6Des manifestations concomitantes s’ajoutent à ces évanouissements : les larmes (l’iauwe del cuer, Lancelot, t. 7, p. 2454 ; cf. aussi, Lancelot, t. 5, p. 216 et la Queste del Saint Graal, p. 61… et Lancelot, t. 7, p. 23 cité ci-dessus), la perte de la parole (Lancelot, t. 7, pp. 25 et 26 ; t. 2, pp. 317-318). Du plus bénin (Lancelot, t. 2, pp. 85 et 181) au plus grave (Lancelot, t. 7, pp. 94, 129, 142, 245, 257 ; t. 2, pp. 206, 254, 265-266, 318 ; t. 5, pp. 166, 216 ; t. 6, pp. 3, 24 ; la Queste del Saint Graal, pp. 89, 241 ; La Mort le Roi Artu, p. 175), les exemples sont très nombreux. Mais de tous ces cas trois seulement ont une cause physique : la perte de sang (en bataille pour Lancelot, t. 2, p. 181 ; quand la sœur de Perceval donne son sang pour guérir une lépreuse dans la Queste del Saint Graal), une nausée (due à une mauvaise odeur5 en Lancelot, t. 6, p. 24). Tous les autres ont pour cause une émotion violente, douloureuse liée au souvenir du passé (souvenir de la perte d’êtres chers, réaction immédiate à la perte d’un être cher, souvenir d’un amour lointain, plus rarement regret d’une faute commise) ou à l’appréhension de l’avenir (crainte pour sa vie, crainte devant des menaces, crainte d’une séparation définitive d’avec des êtres chers, par l’éloignement ou la mort, crainte pour la vie d’êtres chers, rarement dilemme moral). L’émotion joyeuse se rencontre une unique fois (Lancelot, t. 7, p. 394, texte cité ci-dessus).

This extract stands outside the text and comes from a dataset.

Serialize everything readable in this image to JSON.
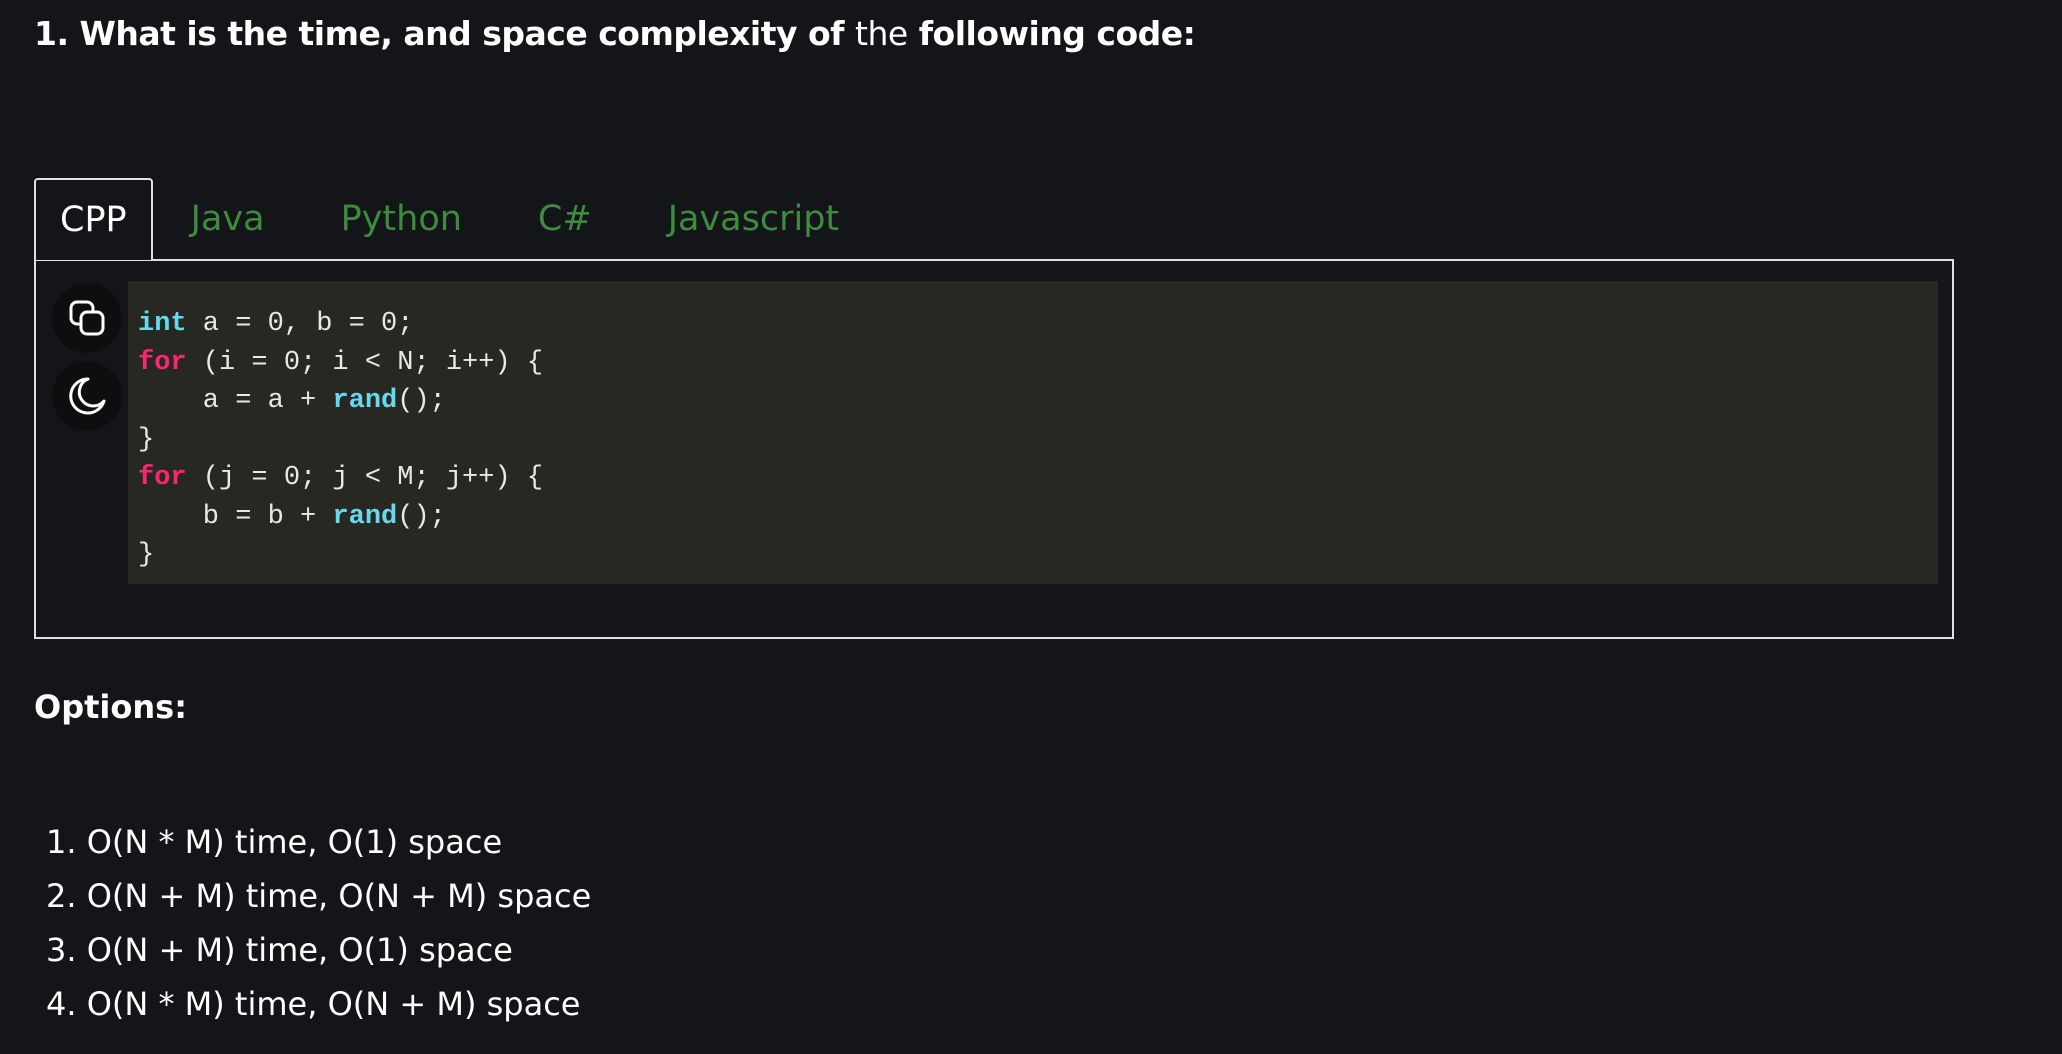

La disproportion Joie/Douleur ne doit pas amener à conclure que la tonalité du LG serait continûment sombre ni que ses héros seraient plus sensibles à la douleur qu’à la joie.
7C’est seulement que cette dernière, loin d’inhiber celui qui l’éprouve, est plutôt un puissant moteur de son action : c’est ce que Lancelot dira :
… et disoit maintes fois, quant il estoit en sa grant joie, que riens nule ses cuers n’oseroit emprendre que ses cors ne peust mener a fin, tant se fioit en la joie, qui de mainte grant besoigne le fist puis au desus venir. (Lancelot, t. 7, p. 74.)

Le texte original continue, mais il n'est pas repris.